The Smithsonian will be digitally recording over 40 million fossils; Cantelon says though the idea of scanning a collection is a good one, the endeavor is unattainable to smaller museums as they lack the funding necessary to achieve such goals.

"We rely on the goodwill of our neighbours, like BTHC; hopefully, when this becomes a more common practice, it will become more accessible to smaller or medium-sized museums around the world."

A CT scan is limited to the one fossil at the CFDC, but they have partnered with North Forge to create 3D models. Cantelon adds they can put these models into a digital 3D space for research purposes or 3D printing.

CT scans, 3D models, and HD photographs are great ways to archive a collection says Cantelon, but they aren't replacements for the real specimens.

Currently, paleontologists like Mary Higby Schweitzer, are looking at fossils at a molecular level.

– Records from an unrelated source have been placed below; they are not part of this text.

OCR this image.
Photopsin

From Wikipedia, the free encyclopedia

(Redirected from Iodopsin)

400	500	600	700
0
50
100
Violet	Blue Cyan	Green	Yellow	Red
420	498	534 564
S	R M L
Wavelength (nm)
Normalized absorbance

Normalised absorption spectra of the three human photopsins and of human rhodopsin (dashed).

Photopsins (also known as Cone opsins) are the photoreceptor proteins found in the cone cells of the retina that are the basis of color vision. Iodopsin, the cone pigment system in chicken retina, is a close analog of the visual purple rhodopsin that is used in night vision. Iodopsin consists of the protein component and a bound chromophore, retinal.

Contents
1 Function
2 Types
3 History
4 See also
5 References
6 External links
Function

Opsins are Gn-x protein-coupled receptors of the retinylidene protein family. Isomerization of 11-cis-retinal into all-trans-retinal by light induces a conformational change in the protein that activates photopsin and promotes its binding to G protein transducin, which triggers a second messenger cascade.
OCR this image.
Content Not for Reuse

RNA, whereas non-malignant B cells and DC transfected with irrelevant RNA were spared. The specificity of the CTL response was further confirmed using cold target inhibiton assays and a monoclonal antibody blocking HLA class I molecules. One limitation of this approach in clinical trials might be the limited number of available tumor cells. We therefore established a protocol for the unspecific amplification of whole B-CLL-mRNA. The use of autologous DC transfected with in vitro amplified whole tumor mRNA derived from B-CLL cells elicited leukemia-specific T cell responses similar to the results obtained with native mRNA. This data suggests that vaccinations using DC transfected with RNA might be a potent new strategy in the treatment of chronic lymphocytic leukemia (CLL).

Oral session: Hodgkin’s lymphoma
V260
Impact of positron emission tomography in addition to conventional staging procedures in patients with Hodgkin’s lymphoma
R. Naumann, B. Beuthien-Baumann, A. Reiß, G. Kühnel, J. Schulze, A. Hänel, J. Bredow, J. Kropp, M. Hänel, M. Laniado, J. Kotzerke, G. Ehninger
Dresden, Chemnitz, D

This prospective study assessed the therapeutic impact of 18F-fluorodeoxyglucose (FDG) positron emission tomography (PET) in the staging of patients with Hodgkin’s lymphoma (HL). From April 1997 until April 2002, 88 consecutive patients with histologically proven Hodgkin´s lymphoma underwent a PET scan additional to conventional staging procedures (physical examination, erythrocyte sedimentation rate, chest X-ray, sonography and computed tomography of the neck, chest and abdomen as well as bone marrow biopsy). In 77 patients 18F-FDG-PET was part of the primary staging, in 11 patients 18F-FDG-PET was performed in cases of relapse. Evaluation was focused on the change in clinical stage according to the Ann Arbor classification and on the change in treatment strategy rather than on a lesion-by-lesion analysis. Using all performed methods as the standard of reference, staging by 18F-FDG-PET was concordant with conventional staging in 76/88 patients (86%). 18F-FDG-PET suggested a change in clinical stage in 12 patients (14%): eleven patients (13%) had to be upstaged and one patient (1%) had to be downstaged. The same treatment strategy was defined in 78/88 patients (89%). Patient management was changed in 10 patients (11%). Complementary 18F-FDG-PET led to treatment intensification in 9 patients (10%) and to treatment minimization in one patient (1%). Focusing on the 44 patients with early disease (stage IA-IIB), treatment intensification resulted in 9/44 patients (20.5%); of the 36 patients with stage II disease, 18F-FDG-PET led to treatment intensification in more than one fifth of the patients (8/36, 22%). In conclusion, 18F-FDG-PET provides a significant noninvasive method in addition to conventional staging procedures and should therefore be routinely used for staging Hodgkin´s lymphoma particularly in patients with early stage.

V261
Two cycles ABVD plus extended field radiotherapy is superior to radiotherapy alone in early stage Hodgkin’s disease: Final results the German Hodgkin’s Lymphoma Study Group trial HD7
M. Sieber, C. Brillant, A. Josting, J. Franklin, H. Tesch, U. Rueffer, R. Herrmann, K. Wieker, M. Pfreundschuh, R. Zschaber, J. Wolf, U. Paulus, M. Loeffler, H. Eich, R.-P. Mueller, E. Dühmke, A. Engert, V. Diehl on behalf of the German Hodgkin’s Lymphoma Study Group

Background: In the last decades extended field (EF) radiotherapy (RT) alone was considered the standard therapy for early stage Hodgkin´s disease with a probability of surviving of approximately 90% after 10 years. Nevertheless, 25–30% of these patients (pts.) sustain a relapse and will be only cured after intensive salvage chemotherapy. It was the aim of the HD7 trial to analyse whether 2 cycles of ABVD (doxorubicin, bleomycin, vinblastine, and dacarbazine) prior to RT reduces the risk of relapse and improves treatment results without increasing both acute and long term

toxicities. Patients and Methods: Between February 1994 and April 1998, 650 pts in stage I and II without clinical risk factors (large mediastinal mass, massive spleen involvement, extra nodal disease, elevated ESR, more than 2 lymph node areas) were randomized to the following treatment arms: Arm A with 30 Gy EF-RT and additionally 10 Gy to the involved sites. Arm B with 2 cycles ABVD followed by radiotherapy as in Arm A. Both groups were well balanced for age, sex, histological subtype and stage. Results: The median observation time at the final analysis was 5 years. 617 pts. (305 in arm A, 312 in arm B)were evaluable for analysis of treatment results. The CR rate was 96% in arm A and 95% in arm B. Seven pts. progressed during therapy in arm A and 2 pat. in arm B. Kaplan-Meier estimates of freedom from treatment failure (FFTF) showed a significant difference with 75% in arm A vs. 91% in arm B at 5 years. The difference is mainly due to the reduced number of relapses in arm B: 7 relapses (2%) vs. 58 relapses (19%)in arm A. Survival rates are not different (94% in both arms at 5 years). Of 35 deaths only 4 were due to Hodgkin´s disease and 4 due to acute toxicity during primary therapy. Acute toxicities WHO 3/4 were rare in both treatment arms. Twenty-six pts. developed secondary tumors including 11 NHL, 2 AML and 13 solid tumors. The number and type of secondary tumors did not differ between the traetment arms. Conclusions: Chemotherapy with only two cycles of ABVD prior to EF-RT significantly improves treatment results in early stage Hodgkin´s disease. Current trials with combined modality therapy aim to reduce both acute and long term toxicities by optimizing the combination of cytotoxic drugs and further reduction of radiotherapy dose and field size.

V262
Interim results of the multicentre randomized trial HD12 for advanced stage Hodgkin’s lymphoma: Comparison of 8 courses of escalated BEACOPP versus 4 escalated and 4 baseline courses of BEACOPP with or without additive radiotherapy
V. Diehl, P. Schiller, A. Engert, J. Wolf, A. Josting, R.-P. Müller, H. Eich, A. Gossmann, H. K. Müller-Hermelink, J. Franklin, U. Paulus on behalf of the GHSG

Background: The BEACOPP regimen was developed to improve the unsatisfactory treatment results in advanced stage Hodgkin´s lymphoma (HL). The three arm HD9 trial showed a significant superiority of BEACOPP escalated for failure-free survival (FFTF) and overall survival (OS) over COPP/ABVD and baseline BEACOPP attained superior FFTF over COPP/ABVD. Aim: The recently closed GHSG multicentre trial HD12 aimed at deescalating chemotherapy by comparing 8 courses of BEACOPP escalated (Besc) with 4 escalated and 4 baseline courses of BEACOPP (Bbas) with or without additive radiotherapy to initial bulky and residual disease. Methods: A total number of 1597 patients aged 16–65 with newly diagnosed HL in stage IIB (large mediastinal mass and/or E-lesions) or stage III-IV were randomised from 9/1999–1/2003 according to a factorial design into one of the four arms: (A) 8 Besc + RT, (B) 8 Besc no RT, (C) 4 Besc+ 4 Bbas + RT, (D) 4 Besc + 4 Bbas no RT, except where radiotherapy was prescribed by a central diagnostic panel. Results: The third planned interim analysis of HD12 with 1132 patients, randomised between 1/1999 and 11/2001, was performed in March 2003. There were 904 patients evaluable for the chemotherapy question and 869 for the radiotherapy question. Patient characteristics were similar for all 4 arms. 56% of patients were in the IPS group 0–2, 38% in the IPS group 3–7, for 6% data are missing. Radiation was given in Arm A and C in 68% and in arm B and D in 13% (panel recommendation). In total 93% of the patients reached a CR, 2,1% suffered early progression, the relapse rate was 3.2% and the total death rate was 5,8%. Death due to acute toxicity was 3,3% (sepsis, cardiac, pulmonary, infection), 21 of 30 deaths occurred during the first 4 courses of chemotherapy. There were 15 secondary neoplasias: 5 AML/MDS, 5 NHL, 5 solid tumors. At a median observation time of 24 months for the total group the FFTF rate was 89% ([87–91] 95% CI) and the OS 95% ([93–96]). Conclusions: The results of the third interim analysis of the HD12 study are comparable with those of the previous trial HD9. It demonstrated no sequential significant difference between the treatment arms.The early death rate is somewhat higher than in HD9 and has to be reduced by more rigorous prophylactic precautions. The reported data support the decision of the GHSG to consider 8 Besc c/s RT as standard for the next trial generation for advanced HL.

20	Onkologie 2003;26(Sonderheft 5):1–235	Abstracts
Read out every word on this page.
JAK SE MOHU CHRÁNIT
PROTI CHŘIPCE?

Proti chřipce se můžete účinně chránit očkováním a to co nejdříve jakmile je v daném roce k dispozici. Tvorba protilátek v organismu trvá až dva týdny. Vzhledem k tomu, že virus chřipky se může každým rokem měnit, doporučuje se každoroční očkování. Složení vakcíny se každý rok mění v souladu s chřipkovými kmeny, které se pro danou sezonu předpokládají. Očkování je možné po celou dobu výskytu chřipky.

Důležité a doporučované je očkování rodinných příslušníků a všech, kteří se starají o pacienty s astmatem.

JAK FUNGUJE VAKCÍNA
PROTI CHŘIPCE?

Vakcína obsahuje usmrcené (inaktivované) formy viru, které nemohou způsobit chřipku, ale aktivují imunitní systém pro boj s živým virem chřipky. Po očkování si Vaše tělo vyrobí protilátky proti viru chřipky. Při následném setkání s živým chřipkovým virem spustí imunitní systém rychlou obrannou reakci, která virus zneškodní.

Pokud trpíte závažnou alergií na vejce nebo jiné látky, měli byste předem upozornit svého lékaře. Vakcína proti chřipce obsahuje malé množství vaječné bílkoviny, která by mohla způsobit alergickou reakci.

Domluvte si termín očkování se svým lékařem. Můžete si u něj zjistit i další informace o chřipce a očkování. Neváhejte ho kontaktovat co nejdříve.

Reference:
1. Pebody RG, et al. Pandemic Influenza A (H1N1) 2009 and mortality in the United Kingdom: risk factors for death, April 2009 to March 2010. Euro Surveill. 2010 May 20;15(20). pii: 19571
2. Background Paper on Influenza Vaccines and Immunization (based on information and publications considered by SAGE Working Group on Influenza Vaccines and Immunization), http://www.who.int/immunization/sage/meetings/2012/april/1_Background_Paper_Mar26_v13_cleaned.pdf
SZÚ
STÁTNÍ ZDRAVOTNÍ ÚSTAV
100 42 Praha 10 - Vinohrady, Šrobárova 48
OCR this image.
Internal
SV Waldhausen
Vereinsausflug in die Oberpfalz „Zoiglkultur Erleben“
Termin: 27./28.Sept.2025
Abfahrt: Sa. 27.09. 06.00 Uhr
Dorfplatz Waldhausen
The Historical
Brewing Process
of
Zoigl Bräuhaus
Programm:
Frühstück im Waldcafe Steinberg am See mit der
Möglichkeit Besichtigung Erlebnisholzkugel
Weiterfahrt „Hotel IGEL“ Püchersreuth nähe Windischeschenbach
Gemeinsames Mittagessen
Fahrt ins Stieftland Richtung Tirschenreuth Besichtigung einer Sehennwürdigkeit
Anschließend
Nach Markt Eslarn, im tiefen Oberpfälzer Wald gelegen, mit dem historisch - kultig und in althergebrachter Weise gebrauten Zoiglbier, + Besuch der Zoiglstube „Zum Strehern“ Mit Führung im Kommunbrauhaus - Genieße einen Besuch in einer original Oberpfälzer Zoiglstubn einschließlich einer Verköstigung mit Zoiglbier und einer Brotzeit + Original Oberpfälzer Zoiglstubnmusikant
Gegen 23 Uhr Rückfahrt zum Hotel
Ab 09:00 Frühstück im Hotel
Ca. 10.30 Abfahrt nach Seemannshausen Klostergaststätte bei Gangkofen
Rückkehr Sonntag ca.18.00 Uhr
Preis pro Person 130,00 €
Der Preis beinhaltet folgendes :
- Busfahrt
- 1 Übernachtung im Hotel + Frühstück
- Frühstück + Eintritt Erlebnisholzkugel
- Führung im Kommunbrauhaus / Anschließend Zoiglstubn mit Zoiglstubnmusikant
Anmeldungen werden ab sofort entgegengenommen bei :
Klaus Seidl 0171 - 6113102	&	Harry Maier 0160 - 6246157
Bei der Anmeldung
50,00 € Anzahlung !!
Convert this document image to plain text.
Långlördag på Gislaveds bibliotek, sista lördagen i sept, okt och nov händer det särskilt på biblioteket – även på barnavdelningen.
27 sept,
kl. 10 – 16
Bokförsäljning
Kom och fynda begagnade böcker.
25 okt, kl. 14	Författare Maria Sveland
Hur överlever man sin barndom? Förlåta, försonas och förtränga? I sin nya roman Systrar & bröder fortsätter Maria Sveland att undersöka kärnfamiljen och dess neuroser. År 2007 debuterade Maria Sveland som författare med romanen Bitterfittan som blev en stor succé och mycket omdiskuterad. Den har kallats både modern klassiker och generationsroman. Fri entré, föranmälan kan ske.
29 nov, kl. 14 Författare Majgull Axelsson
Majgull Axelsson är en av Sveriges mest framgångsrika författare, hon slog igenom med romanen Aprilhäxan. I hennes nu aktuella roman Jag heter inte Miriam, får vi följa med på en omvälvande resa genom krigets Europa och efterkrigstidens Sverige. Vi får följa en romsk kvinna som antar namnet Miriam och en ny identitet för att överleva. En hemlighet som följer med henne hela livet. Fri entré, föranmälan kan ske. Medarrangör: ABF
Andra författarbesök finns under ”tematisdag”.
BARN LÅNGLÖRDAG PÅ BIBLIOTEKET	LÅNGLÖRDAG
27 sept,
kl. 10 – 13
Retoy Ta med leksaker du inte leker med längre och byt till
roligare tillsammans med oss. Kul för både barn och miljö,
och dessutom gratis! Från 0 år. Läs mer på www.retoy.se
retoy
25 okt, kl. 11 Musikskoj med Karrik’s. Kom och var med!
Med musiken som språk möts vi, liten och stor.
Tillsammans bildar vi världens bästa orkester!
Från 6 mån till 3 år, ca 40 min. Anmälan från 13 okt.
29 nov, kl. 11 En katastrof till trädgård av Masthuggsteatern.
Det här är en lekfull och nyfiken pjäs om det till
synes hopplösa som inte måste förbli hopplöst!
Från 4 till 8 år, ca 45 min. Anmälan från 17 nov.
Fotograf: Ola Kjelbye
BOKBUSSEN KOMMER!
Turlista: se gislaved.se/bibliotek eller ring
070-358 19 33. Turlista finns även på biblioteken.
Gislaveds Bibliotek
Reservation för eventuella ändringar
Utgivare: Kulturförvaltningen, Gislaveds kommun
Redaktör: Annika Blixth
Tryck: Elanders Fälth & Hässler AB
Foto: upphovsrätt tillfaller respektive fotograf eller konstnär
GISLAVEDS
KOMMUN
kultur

A pioneer in this new research, Higby Schweitzer found soft-tissue in the femur of a Tyrannosaurus rex and obtained protein sequences from the bone.

"You can't do that kind of work with a 3D scan, or a print, or a CT scan, you still need that actual fossil, but these technologies certainly bring us a lot further into protecting and disseminating the information, which is our mandate," Cantelon says.

He says they have several projects they will be working with North Forge on in 2019.

2018 saw the museum continue its partnership with the city of Morden facilitating the unveiling of a new outdoor 4.5-meter-long replica of the ferocious toothed ancient fish Xiphactinus bringing to three the number of outdoor attraction for Morden.

The CFDC continues to see tremendous growth with paid attendance in 2018 of 15,243 people crushed the previous record of 12,854 in 2017.

2018 represents the third year of record attendance in the past four years for the museum which has seen attendance grow by 26 percent since 2015 and by a staggering 131 percent over 2013.